Chris Conolly looks at the concrete floor of Wilson Lab, eyeing up the numerous holes drilled by one of the contractors for the upgrade project. These one-inch holes pockmark the 10,000sf experimental hall of the Wilson Synchrotron Laboratory. In a way, these holes represent the numerous experiments conducted over the past 50 years.
It’s almost like being an archaeologist
There are a lot of holes. 652 to be exact, as the CHESS X-ray Technical Director and CHESS-U beamline project manager easily points out.
“It’s almost like being an archaeologist”, says Conolly, as he walks through the maze of newly constructed hutches in the experimental hall. He stops near the sector II hutches, “especially this spot here,” he says, presenting a repeating pattern of drilled holes arcing across the floor. The pattern spans a total of about 25 feet, and Chris, who has been with CHESS for the past 18 years, has no idea what was held down by the bolts marked in the floor.
Up until four months ago, this specific area housed the West RF power for the Cornell Electron Storage Ring, CESR. But before that, he isn’t so sure. “It may have been something from the early days of the lab, before CESR or CHESS were even built. I am sure someone around here knows.”
There have been a few experiments bolted to the floor in Wilson Lab, to say the least. They span the fixed-target experiment days, from a time before scientists could collide particles together, to the DC gun for the energy recovery linac, CBETA, currently being built in the experimental hall 100 feet away.
One such experiment, the CLEO detector, was built in 1978. This was the same time as CESR, the storage ring which feeds beam to CHESS. Before this time, the lab was using only the synchrotron for research. With some foresight for future projects, CESR was designed with the space and flexibility in mind to conduct numerous and diverse experiments. However, from the time CLEO was built, until 2008, the collision of particles was the crux of Wilson Lab.
In its heyday, the CLEO project at Cornell was the longest high-energy physics collaboration in the world, setting multiple records for luminosity, and publishing more data on B-mesons and charm quarks than any other lab in the world. CLEO was later decommissioned, and removed in the summer of 2016, making space for the CHESS-U upgrade. But the holes in the floor remained, as did those of other countless projects built inside the lab.
These projects were always built around something, both scientifically, and physically. The flexibility of CESR allowed for accelerator-based research that simply could not have been done elsewhere. But physically, these experiments had to be assembled within the limitations and “ingenuity” of these previous projects.
“We always suffered with decades of cobbling together wires and piping for experiments through the years,” explains Ernie Fontes, Sr. Director of CLASSE, and who also started with CHESS in 1991. “We would always say that CHESS was a ‘wonderful onsite improvisation’, we never stopped to take anything out, clean the floor and start over. We would just work around anything that was there.
That is why CHESS-U is different. The storage ring, experimental hall, and the lab overall is fine-tuning every component to produce high-energy, high-flux x-rays.
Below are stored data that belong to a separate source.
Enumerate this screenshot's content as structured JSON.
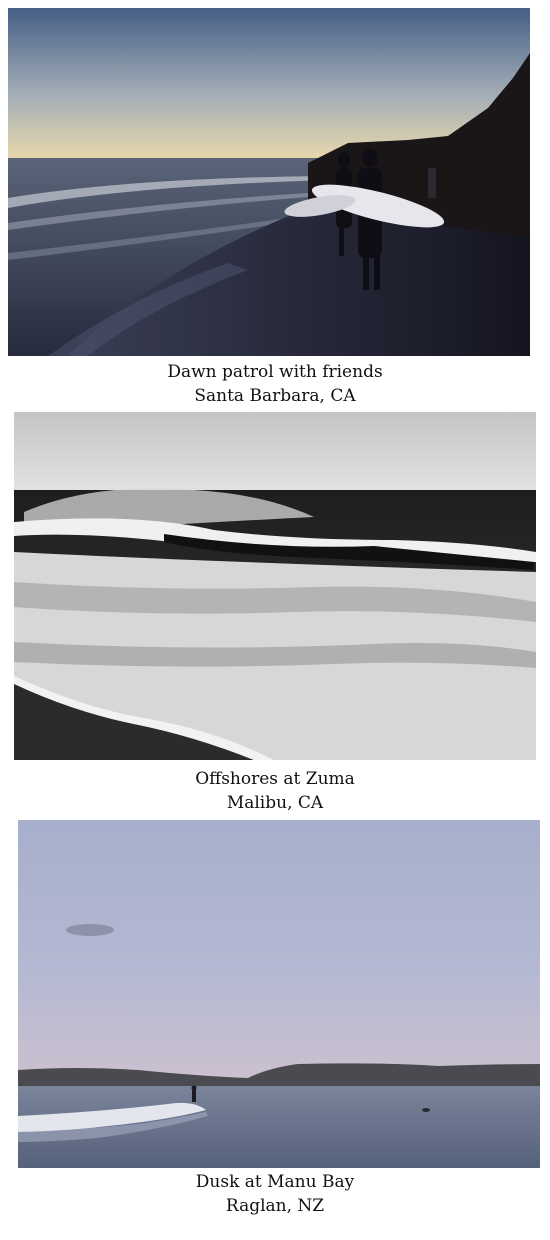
{
  "photos": [
    {
      "caption_title": "Dawn patrol with friends",
      "caption_location": "Santa Barbara, CA",
      "palette": {
        "sky_top": "#4a6389",
        "sky_bottom": "#efdcae",
        "sea": "#2c3346",
        "sand": "#1b1b26"
      }
    },
    {
      "caption_title": "Offshores at Zuma",
      "caption_location": "Malibu, CA",
      "palette": {
        "sky": "#cfcfcf",
        "sea": "#2a2a2a",
        "foam": "#e8e8e8"
      }
    },
    {
      "caption_title": "Dusk at Manu Bay",
      "caption_location": "Raglan, NZ",
      "palette": {
        "sky_top": "#aab3cf",
        "sky_bottom": "#c9bfcf",
        "hills": "#4a4a4e",
        "sea": "#65718a"
      }
    }
  ]
}
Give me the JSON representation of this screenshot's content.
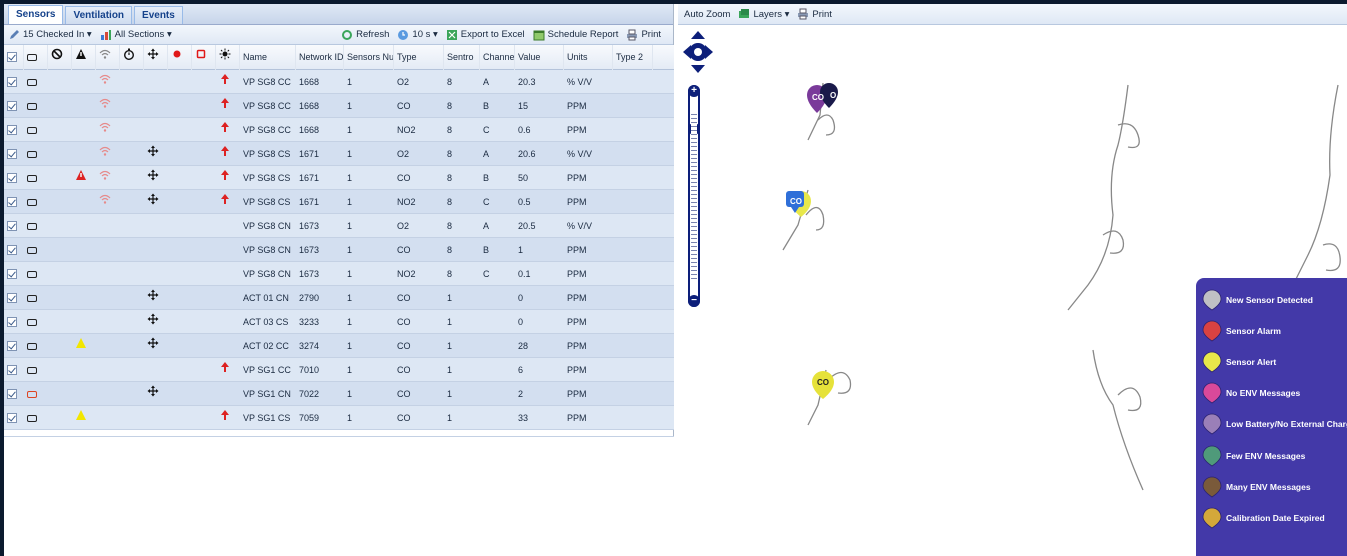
{
  "tabs": [
    {
      "label": "Sensors"
    },
    {
      "label": "Ventilation"
    },
    {
      "label": "Events"
    }
  ],
  "toolbar": {
    "checked_in": "15 Checked In ▾",
    "sections": "All Sections ▾",
    "refresh": "Refresh",
    "interval": "10 s ▾",
    "export": "Export to Excel",
    "schedule": "Schedule Report",
    "print": "Print"
  },
  "grid": {
    "headers": {
      "name": "Name",
      "network_id": "Network ID ▴",
      "sensors_num": "Sensors Num",
      "type": "Type",
      "sentro": "Sentro",
      "channel": "Channel",
      "value": "Value",
      "units": "Units",
      "type2": "Type 2"
    },
    "rows": [
      {
        "bat": "ok",
        "warn": "",
        "wifi": true,
        "move": false,
        "up": true,
        "name": "VP SG8 CC",
        "net": "1668",
        "num": "1",
        "type": "O2",
        "sentro": "8",
        "channel": "A",
        "value": "20.3",
        "units": "% V/V"
      },
      {
        "bat": "ok",
        "warn": "",
        "wifi": true,
        "move": false,
        "up": true,
        "name": "VP SG8 CC",
        "net": "1668",
        "num": "1",
        "type": "CO",
        "sentro": "8",
        "channel": "B",
        "value": "15",
        "units": "PPM"
      },
      {
        "bat": "ok",
        "warn": "",
        "wifi": true,
        "move": false,
        "up": true,
        "name": "VP SG8 CC",
        "net": "1668",
        "num": "1",
        "type": "NO2",
        "sentro": "8",
        "channel": "C",
        "value": "0.6",
        "units": "PPM"
      },
      {
        "bat": "ok",
        "warn": "",
        "wifi": true,
        "move": true,
        "up": true,
        "name": "VP SG8 CS",
        "net": "1671",
        "num": "1",
        "type": "O2",
        "sentro": "8",
        "channel": "A",
        "value": "20.6",
        "units": "% V/V"
      },
      {
        "bat": "ok",
        "warn": "red",
        "wifi": true,
        "move": true,
        "up": true,
        "name": "VP SG8 CS",
        "net": "1671",
        "num": "1",
        "type": "CO",
        "sentro": "8",
        "channel": "B",
        "value": "50",
        "units": "PPM"
      },
      {
        "bat": "ok",
        "warn": "",
        "wifi": true,
        "move": true,
        "up": true,
        "name": "VP SG8 CS",
        "net": "1671",
        "num": "1",
        "type": "NO2",
        "sentro": "8",
        "channel": "C",
        "value": "0.5",
        "units": "PPM"
      },
      {
        "bat": "ok",
        "warn": "",
        "wifi": false,
        "move": false,
        "up": false,
        "name": "VP SG8 CN",
        "net": "1673",
        "num": "1",
        "type": "O2",
        "sentro": "8",
        "channel": "A",
        "value": "20.5",
        "units": "% V/V"
      },
      {
        "bat": "ok",
        "warn": "",
        "wifi": false,
        "move": false,
        "up": false,
        "name": "VP SG8 CN",
        "net": "1673",
        "num": "1",
        "type": "CO",
        "sentro": "8",
        "channel": "B",
        "value": "1",
        "units": "PPM"
      },
      {
        "bat": "ok",
        "warn": "",
        "wifi": false,
        "move": false,
        "up": false,
        "name": "VP SG8 CN",
        "net": "1673",
        "num": "1",
        "type": "NO2",
        "sentro": "8",
        "channel": "C",
        "value": "0.1",
        "units": "PPM"
      },
      {
        "bat": "ok",
        "warn": "",
        "wifi": false,
        "move": true,
        "up": false,
        "name": "ACT 01 CN",
        "net": "2790",
        "num": "1",
        "type": "CO",
        "sentro": "1",
        "channel": "",
        "value": "0",
        "units": "PPM"
      },
      {
        "bat": "ok",
        "warn": "",
        "wifi": false,
        "move": true,
        "up": false,
        "name": "ACT 03 CS",
        "net": "3233",
        "num": "1",
        "type": "CO",
        "sentro": "1",
        "channel": "",
        "value": "0",
        "units": "PPM"
      },
      {
        "bat": "ok",
        "warn": "yellow",
        "wifi": false,
        "move": true,
        "up": false,
        "name": "ACT 02 CC",
        "net": "3274",
        "num": "1",
        "type": "CO",
        "sentro": "1",
        "channel": "",
        "value": "28",
        "units": "PPM"
      },
      {
        "bat": "ok",
        "warn": "",
        "wifi": false,
        "move": false,
        "up": true,
        "name": "VP SG1 CC",
        "net": "7010",
        "num": "1",
        "type": "CO",
        "sentro": "1",
        "channel": "",
        "value": "6",
        "units": "PPM"
      },
      {
        "bat": "red",
        "warn": "",
        "wifi": false,
        "move": true,
        "up": false,
        "name": "VP SG1 CN",
        "net": "7022",
        "num": "1",
        "type": "CO",
        "sentro": "1",
        "channel": "",
        "value": "2",
        "units": "PPM"
      },
      {
        "bat": "ok",
        "warn": "yellow",
        "wifi": false,
        "move": false,
        "up": true,
        "name": "VP SG1 CS",
        "net": "7059",
        "num": "1",
        "type": "CO",
        "sentro": "1",
        "channel": "",
        "value": "33",
        "units": "PPM"
      }
    ]
  },
  "map_toolbar": {
    "auto_zoom": "Auto Zoom",
    "layers": "Layers ▾",
    "print": "Print"
  },
  "map": {
    "marker_labels": [
      "CO",
      "O",
      "CO",
      "CO"
    ],
    "zoom_in": "+",
    "zoom_out": "−"
  },
  "legend": [
    {
      "label": "New Sensor Detected",
      "color": "#bfc0c4"
    },
    {
      "label": "Sensor Alarm",
      "color": "#d94242"
    },
    {
      "label": "Sensor Alert",
      "color": "#e8e84a"
    },
    {
      "label": "No ENV Messages",
      "color": "#d9499a"
    },
    {
      "label": "Low Battery/No External Charge",
      "color": "#9a7fb8"
    },
    {
      "label": "Few ENV Messages",
      "color": "#4f9a7a"
    },
    {
      "label": "Many ENV Messages",
      "color": "#7a5a3a"
    },
    {
      "label": "Calibration Date Expired",
      "color": "#d4a83a"
    }
  ]
}
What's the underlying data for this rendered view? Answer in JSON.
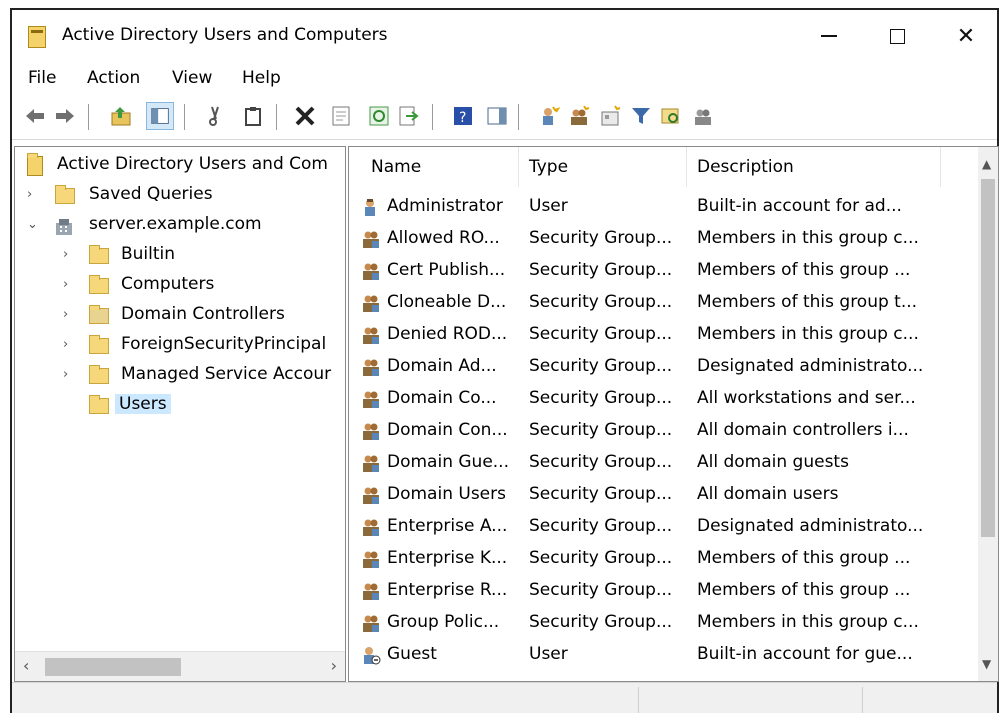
{
  "window": {
    "title": "Active Directory Users and Computers"
  },
  "menu": [
    "File",
    "Action",
    "View",
    "Help"
  ],
  "toolbar_icons": [
    "back-icon",
    "forward-icon",
    "up-folder-icon",
    "show-console-tree-icon",
    "cut-icon",
    "copy-icon",
    "delete-icon",
    "properties-icon",
    "refresh-icon",
    "export-list-icon",
    "help-icon",
    "action-pane-icon",
    "new-user-icon",
    "new-group-icon",
    "new-ou-icon",
    "filter-icon",
    "find-icon",
    "add-to-group-icon"
  ],
  "tree": {
    "root": "Active Directory Users and Com",
    "saved_queries": "Saved Queries",
    "domain": "server.example.com",
    "children": [
      "Builtin",
      "Computers",
      "Domain Controllers",
      "ForeignSecurityPrincipal",
      "Managed Service Accour",
      "Users"
    ]
  },
  "columns": [
    "Name",
    "Type",
    "Description"
  ],
  "rows": [
    {
      "name": "Administrator",
      "type": "User",
      "desc": "Built-in account for ad...",
      "icon": "user-icon"
    },
    {
      "name": "Allowed RO...",
      "type": "Security Group...",
      "desc": "Members in this group c...",
      "icon": "group-icon"
    },
    {
      "name": "Cert Publish...",
      "type": "Security Group...",
      "desc": "Members of this group ...",
      "icon": "group-icon"
    },
    {
      "name": "Cloneable D...",
      "type": "Security Group...",
      "desc": "Members of this group t...",
      "icon": "group-icon"
    },
    {
      "name": "Denied ROD...",
      "type": "Security Group...",
      "desc": "Members in this group c...",
      "icon": "group-icon"
    },
    {
      "name": "Domain Ad...",
      "type": "Security Group...",
      "desc": "Designated administrato...",
      "icon": "group-icon"
    },
    {
      "name": "Domain Co...",
      "type": "Security Group...",
      "desc": "All workstations and ser...",
      "icon": "group-icon"
    },
    {
      "name": "Domain Con...",
      "type": "Security Group...",
      "desc": "All domain controllers i...",
      "icon": "group-icon"
    },
    {
      "name": "Domain Gue...",
      "type": "Security Group...",
      "desc": "All domain guests",
      "icon": "group-icon"
    },
    {
      "name": "Domain Users",
      "type": "Security Group...",
      "desc": "All domain users",
      "icon": "group-icon"
    },
    {
      "name": "Enterprise A...",
      "type": "Security Group...",
      "desc": "Designated administrato...",
      "icon": "group-icon"
    },
    {
      "name": "Enterprise K...",
      "type": "Security Group...",
      "desc": "Members of this group ...",
      "icon": "group-icon"
    },
    {
      "name": "Enterprise R...",
      "type": "Security Group...",
      "desc": "Members of this group ...",
      "icon": "group-icon"
    },
    {
      "name": "Group Polic...",
      "type": "Security Group...",
      "desc": "Members in this group c...",
      "icon": "group-icon"
    },
    {
      "name": "Guest",
      "type": "User",
      "desc": "Built-in account for gue...",
      "icon": "disabled-user-icon"
    }
  ],
  "colors": {
    "selection": "#cce8ff",
    "folder": "#f6d77a",
    "group_people": "#8a6a3a",
    "user_body": "#6d8fb6"
  }
}
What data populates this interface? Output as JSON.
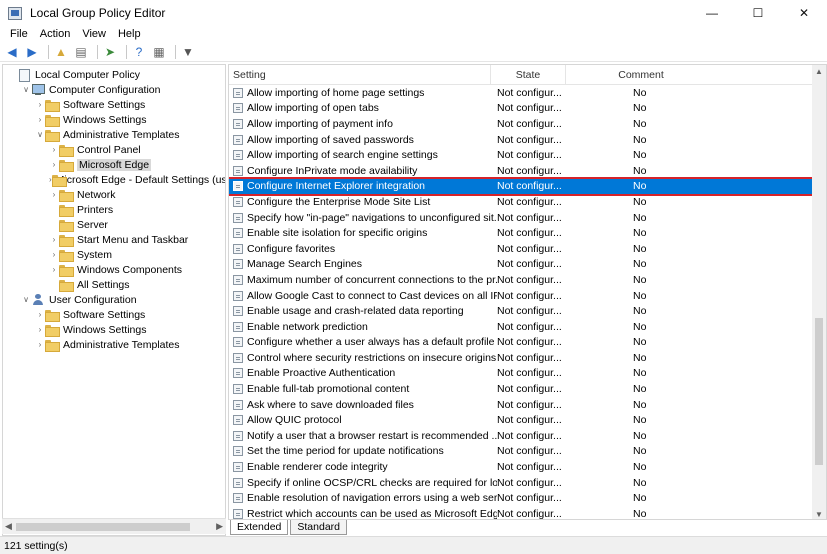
{
  "window": {
    "title": "Local Group Policy Editor",
    "minimize": "—",
    "maximize": "☐",
    "close": "✕"
  },
  "menu": [
    "File",
    "Action",
    "View",
    "Help"
  ],
  "tree": [
    {
      "label": "Local Computer Policy",
      "indent": 0,
      "expander": "",
      "icon": "document-icon"
    },
    {
      "label": "Computer Configuration",
      "indent": 1,
      "expander": "v",
      "icon": "computer-icon"
    },
    {
      "label": "Software Settings",
      "indent": 2,
      "expander": ">",
      "icon": "folder-icon"
    },
    {
      "label": "Windows Settings",
      "indent": 2,
      "expander": ">",
      "icon": "folder-icon"
    },
    {
      "label": "Administrative Templates",
      "indent": 2,
      "expander": "v",
      "icon": "folder-icon"
    },
    {
      "label": "Control Panel",
      "indent": 3,
      "expander": ">",
      "icon": "folder-icon"
    },
    {
      "label": "Microsoft Edge",
      "indent": 3,
      "expander": ">",
      "icon": "folder-icon",
      "selected": true
    },
    {
      "label": "Microsoft Edge - Default Settings (us",
      "indent": 3,
      "expander": ">",
      "icon": "folder-icon"
    },
    {
      "label": "Network",
      "indent": 3,
      "expander": ">",
      "icon": "folder-icon"
    },
    {
      "label": "Printers",
      "indent": 3,
      "expander": "",
      "icon": "folder-icon"
    },
    {
      "label": "Server",
      "indent": 3,
      "expander": "",
      "icon": "folder-icon"
    },
    {
      "label": "Start Menu and Taskbar",
      "indent": 3,
      "expander": ">",
      "icon": "folder-icon"
    },
    {
      "label": "System",
      "indent": 3,
      "expander": ">",
      "icon": "folder-icon"
    },
    {
      "label": "Windows Components",
      "indent": 3,
      "expander": ">",
      "icon": "folder-icon"
    },
    {
      "label": "All Settings",
      "indent": 3,
      "expander": "",
      "icon": "folder-icon"
    },
    {
      "label": "User Configuration",
      "indent": 1,
      "expander": "v",
      "icon": "user-icon"
    },
    {
      "label": "Software Settings",
      "indent": 2,
      "expander": ">",
      "icon": "folder-icon"
    },
    {
      "label": "Windows Settings",
      "indent": 2,
      "expander": ">",
      "icon": "folder-icon"
    },
    {
      "label": "Administrative Templates",
      "indent": 2,
      "expander": ">",
      "icon": "folder-icon"
    }
  ],
  "columns": {
    "setting": "Setting",
    "state": "State",
    "comment": "Comment"
  },
  "rows": [
    {
      "setting": "Allow importing of home page settings",
      "state": "Not configur...",
      "comment": "No"
    },
    {
      "setting": "Allow importing of open tabs",
      "state": "Not configur...",
      "comment": "No"
    },
    {
      "setting": "Allow importing of payment info",
      "state": "Not configur...",
      "comment": "No"
    },
    {
      "setting": "Allow importing of saved passwords",
      "state": "Not configur...",
      "comment": "No"
    },
    {
      "setting": "Allow importing of search engine settings",
      "state": "Not configur...",
      "comment": "No"
    },
    {
      "setting": "Configure InPrivate mode availability",
      "state": "Not configur...",
      "comment": "No"
    },
    {
      "setting": "Configure Internet Explorer integration",
      "state": "Not configur...",
      "comment": "No",
      "selected": true
    },
    {
      "setting": "Configure the Enterprise Mode Site List",
      "state": "Not configur...",
      "comment": "No"
    },
    {
      "setting": "Specify how \"in-page\" navigations to unconfigured sit...",
      "state": "Not configur...",
      "comment": "No"
    },
    {
      "setting": "Enable site isolation for specific origins",
      "state": "Not configur...",
      "comment": "No"
    },
    {
      "setting": "Configure favorites",
      "state": "Not configur...",
      "comment": "No"
    },
    {
      "setting": "Manage Search Engines",
      "state": "Not configur...",
      "comment": "No"
    },
    {
      "setting": "Maximum number of concurrent connections to the pr...",
      "state": "Not configur...",
      "comment": "No"
    },
    {
      "setting": "Allow Google Cast to connect to Cast devices on all IP...",
      "state": "Not configur...",
      "comment": "No"
    },
    {
      "setting": "Enable usage and crash-related data reporting",
      "state": "Not configur...",
      "comment": "No"
    },
    {
      "setting": "Enable network prediction",
      "state": "Not configur...",
      "comment": "No"
    },
    {
      "setting": "Configure whether a user always has a default profile ...",
      "state": "Not configur...",
      "comment": "No"
    },
    {
      "setting": "Control where security restrictions on insecure origins ...",
      "state": "Not configur...",
      "comment": "No"
    },
    {
      "setting": "Enable Proactive Authentication",
      "state": "Not configur...",
      "comment": "No"
    },
    {
      "setting": "Enable full-tab promotional content",
      "state": "Not configur...",
      "comment": "No"
    },
    {
      "setting": "Ask where to save downloaded files",
      "state": "Not configur...",
      "comment": "No"
    },
    {
      "setting": "Allow QUIC protocol",
      "state": "Not configur...",
      "comment": "No"
    },
    {
      "setting": "Notify a user that a browser restart is recommended ...",
      "state": "Not configur...",
      "comment": "No"
    },
    {
      "setting": "Set the time period for update notifications",
      "state": "Not configur...",
      "comment": "No"
    },
    {
      "setting": "Enable renderer code integrity",
      "state": "Not configur...",
      "comment": "No"
    },
    {
      "setting": "Specify if online OCSP/CRL checks are required for loc...",
      "state": "Not configur...",
      "comment": "No"
    },
    {
      "setting": "Enable resolution of navigation errors using a web ser...",
      "state": "Not configur...",
      "comment": "No"
    },
    {
      "setting": "Restrict which accounts can be used as Microsoft Edg...",
      "state": "Not configur...",
      "comment": "No"
    }
  ],
  "tabs": [
    "Extended",
    "Standard"
  ],
  "status": "121 setting(s)",
  "colors": {
    "selection": "#0078d7",
    "highlight_outline": "#d5232a"
  }
}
Wilson Lab has not seen an upgrade like this in decades. “When people return to the lab, I think they are going to be shocked” Fontes says. “It is almost like a ‘green field site’”, he states, referring to the projects typically not limited by prior work.
Even those little holes in the floor, created and left behind for decades, are being carefully filled with cement and buffed over, erasing any visible signs of these early experiments.
As for the unexplained pattern of holes arcing across the floor, it was indeed a fixed target experiment from the initial years of the lab. “The circle was the steel pad for a spectrometer studying photoproduction from a fixed target,” explains Don Hartill, emeritus professor of physics at Cornell, from his 3rdfloor office at Wilson Lab.
He should know. As a new assistant professor at Cornell at that time, he observed his colleagues taking data with the spectrometer while he was involved in a wide angle bremsstahlung experiment using an internal target in the synchrotron.